When is a function too long?

FunctionRefactoringCoding Style

Function Problem Overview


35 lines, 55 lines, 100 lines, 300 lines? When you should start to break it apart? I'm asking because I have a function with 60 lines (including comments) and was thinking about breaking it apart.

long_function(){ ... }

into:

small_function_1(){...}
small_function_2(){...}
small_function_3(){...}

The functions are not going to be used outside of the long_function, making smaller functions means more function calls, etc.

When would you break apart a function into smaller ones? Why?

  1. Methods should do only one logical thing (think about functionality)
  2. You should be able to explain the method in a single sentence
  3. It should fit into the height of your display
  4. Avoid unnecessary overhead (comments that point out the obvious...)
  5. Unit testing is easier for small logical functions
  6. Check if part of the function can be reused by other classes or methods
  7. Avoid excessive inter-class coupling
  8. Avoid deeply nested control structures

Thanks everyone for the answers, edit the list and vote for the correct answer I'll choose that one ;)

I am refactoring now with those ideas in mind :)

Function Solutions


Solution 1 - Function

Here is a list of red-flags (in no particular order) that could indicate that a function is too long:

  1. Deeply nested control structures: e.g. for-loops 3 levels deep or even just 2 levels deep with nested if-statements that have complex conditions.

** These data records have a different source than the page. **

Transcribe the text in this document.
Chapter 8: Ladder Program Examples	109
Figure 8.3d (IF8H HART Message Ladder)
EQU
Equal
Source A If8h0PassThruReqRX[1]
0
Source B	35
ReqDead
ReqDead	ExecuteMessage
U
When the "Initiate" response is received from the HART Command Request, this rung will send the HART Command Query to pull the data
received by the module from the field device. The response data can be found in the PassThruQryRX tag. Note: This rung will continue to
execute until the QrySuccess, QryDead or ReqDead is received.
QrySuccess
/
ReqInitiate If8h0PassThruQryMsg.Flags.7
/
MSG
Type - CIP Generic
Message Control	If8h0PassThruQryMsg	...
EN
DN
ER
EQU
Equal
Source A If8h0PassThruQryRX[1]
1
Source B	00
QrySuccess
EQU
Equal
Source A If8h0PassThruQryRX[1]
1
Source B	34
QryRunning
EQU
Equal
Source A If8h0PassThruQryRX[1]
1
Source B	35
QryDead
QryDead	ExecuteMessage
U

  2. Too many state-defining parameters: By state-defining parameter, I mean a function parameter that guarantees a particular execution path through the function. Get too many of these type of parameters and you have a combinatorial explosion of execution paths (this usually happens in tandem with #1).

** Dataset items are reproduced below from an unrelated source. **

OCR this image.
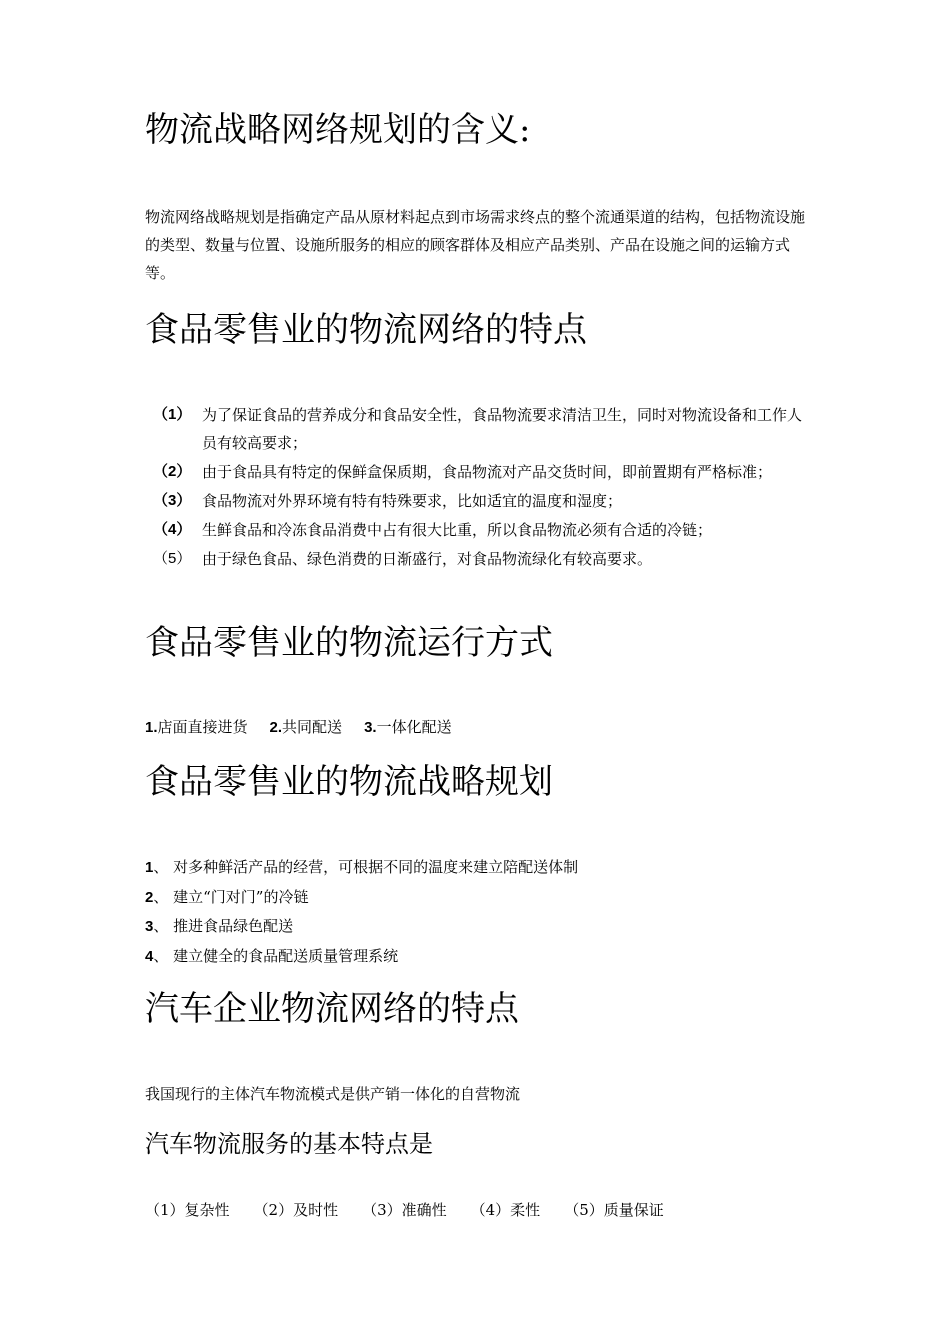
物流战略网络规划的含义:

物流网络战略规划是指确定产品从原材料起点到市场需求终点的整个流通渠道的结构，包括物流设施的类型、数量与位置、设施所服务的相应的顾客群体及相应产品类别、产品在设施之间的运输方式等。

食品零售业的物流网络的特点
（1） 为了保证食品的营养成分和食品安全性，食品物流要求清洁卫生，同时对物流设备和工作人员有较高要求；
（2） 由于食品具有特定的保鲜盒保质期，食品物流对产品交货时间，即前置期有严格标准；
（3） 食品物流对外界环境有特有特殊要求，比如适宜的温度和湿度；
（4） 生鲜食品和冷冻食品消费中占有很大比重，所以食品物流必须有合适的冷链；
（5） 由于绿色食品、绿色消费的日渐盛行，对食品物流绿化有较高要求。
食品零售业的物流运行方式

1.店面直接进货 2.共同配送 3.一体化配送

食品零售业的物流战略规划
1、 对多种鲜活产品的经营，可根据不同的温度来建立陪配送体制
2、 建立“门对门”的冷链
3、 推进食品绿色配送
4、 建立健全的食品配送质量管理系统
汽车企业物流网络的特点

我国现行的主体汽车物流模式是供产销一体化的自营物流

汽车物流服务的基本特点是

（1）复杂性 （2）及时性 （3）准确性 （4）柔性 （5）质量保证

  3. Logic that is duplicated in other methods: poor code re-use is a huge contributor to monolithic procedural code. A lot of such logic duplication can be very subtle, but once re-factored, the end result can be a far more elegant design.

  4. Excessive inter-class coupling: this lack of proper encapsulation results in functions being concerned with intimate characteristics of other classes, hence lengthening them.

  5. Unnecessary overhead: Comments that point out the obvious, deeply nested classes, superfluous getters and setters for private nested class variables, and unusually long function/variable names can all create syntactic noise within related functions that will ultimately increase their length.

  6. Your massive developer-grade display isn't big enough to display it: Actually, displays of today are big enough that a function that is anywhere close to its height is probably way too long. But, if it is larger, this is a smoking gun that something is wrong.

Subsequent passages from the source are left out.